Rodney i’m not sure if you’re more insufferable sober or drunk
Rod69: insufferable? i’m adorable!!!
Tyranosora: so am i!
CarsonBeckett: sorry miss you’ve turned into a hideous spider monster.
she has? yes, she has.
Tyranosora: what do i do now i’m evil
resist attacking your friends and f… ohhh, sorry. i didn’t expect this to come up.
Tyranosora: wounds must heal. ,
at point blank range you throw your… this is awkward, the old man against a rock. he takes [roll] 8 points of damage and is into negative HP. the only people close enough to respond are rodney and carson
[12 +2] [15 +2]
you don’t break past her fortified AC. the other vampire arrives, everyone else has one turn before you arrive.
Tyranosora: 17! i attack the other vampire.
on a 20, 2d10 +5 damage
 [10, 9]
yep, he’s dead.
CarsonBeckett: rodney, give me an assist on stabilizing old man
CarsonBeckett: jesus rodney, did you smash a mirror recently.
Rod69: I Blew up a SUN!
RenegadeForLife: So you did.
how could we forget?
SavageRonin: i have to agree with dr beckett’s earlier sentiments.
the old man grips you, “i…
Rod69: we do not have time in our lives for yet another of your famous 3 minute death speeches.

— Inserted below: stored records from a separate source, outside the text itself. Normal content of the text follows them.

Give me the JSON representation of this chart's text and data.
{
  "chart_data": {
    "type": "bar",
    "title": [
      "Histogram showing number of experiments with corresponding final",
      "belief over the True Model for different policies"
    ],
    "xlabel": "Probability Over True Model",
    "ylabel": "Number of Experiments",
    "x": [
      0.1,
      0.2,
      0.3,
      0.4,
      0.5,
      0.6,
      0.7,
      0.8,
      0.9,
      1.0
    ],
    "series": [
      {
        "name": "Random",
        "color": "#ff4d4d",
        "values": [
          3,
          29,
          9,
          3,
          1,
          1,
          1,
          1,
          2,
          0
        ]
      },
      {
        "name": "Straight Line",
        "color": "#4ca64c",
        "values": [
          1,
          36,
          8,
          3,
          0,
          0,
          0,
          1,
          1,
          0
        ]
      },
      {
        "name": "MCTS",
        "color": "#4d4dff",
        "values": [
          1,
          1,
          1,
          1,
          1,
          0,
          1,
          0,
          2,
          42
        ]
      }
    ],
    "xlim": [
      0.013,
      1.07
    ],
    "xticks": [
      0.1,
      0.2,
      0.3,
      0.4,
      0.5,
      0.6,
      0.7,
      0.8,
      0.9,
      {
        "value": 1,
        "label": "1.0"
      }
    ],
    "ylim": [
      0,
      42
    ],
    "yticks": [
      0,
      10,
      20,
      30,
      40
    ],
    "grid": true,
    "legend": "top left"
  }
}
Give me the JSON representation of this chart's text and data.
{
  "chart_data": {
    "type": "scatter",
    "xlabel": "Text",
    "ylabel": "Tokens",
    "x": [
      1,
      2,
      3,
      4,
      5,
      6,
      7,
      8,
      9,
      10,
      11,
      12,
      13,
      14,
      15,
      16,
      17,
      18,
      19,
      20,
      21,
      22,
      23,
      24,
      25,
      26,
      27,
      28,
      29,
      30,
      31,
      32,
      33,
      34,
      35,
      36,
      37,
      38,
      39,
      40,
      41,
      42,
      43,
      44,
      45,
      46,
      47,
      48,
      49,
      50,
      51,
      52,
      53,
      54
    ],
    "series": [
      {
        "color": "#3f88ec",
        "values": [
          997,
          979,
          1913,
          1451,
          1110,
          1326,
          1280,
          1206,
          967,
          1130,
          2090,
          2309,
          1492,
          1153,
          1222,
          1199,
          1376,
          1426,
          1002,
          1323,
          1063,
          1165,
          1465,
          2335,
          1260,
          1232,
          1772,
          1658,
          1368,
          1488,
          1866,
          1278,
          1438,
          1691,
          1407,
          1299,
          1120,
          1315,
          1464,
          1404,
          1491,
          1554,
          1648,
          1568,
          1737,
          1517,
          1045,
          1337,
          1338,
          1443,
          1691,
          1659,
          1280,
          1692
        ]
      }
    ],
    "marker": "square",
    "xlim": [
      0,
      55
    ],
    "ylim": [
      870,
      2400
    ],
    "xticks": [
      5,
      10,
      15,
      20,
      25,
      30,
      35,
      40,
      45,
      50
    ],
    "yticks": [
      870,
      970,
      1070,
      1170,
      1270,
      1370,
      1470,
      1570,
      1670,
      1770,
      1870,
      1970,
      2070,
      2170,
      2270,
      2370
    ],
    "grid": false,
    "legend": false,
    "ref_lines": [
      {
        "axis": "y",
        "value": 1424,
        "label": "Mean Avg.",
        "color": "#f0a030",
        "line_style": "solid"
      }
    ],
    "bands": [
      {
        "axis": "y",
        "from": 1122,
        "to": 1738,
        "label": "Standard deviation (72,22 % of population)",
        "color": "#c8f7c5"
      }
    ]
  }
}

LonelyQueen: is it next turn?
Tyranosora: 5. ah well, twas fun while it lasted.
you attack [roll] teyla.
Tyranosora: i guess old wounds don’t heal.
you grapple her to the floor doing minor damage.
RenegadeForLife: i join the foray 
rodney i think your luck is becoming contagious. sheppard you are knocked prone.
Rod69: i’m going to run before i accidentally cut my own head off.
SavageRonin: coward, she is on the floor?
SavageRonin: i have an ability that grants me one hit kills on prone enemies on a roll of 15 0r higher.  i take my weapon and
Weirster98 joined the room.
Weirster98: AR-1 you are overdue on your mission to m3x-207.
Ok guys, resume when you get back?
and then the actual episode happened. it was a pretty good one. i would recommend watching it. also sheppard was scratched by the wraith girl who, it turns out, did eat people but wasn’t evil.
and wraith are part that glove milk bottle puppet from 38 mins so… that’s kind of lame.
by the way stellar work on the make up/special effects.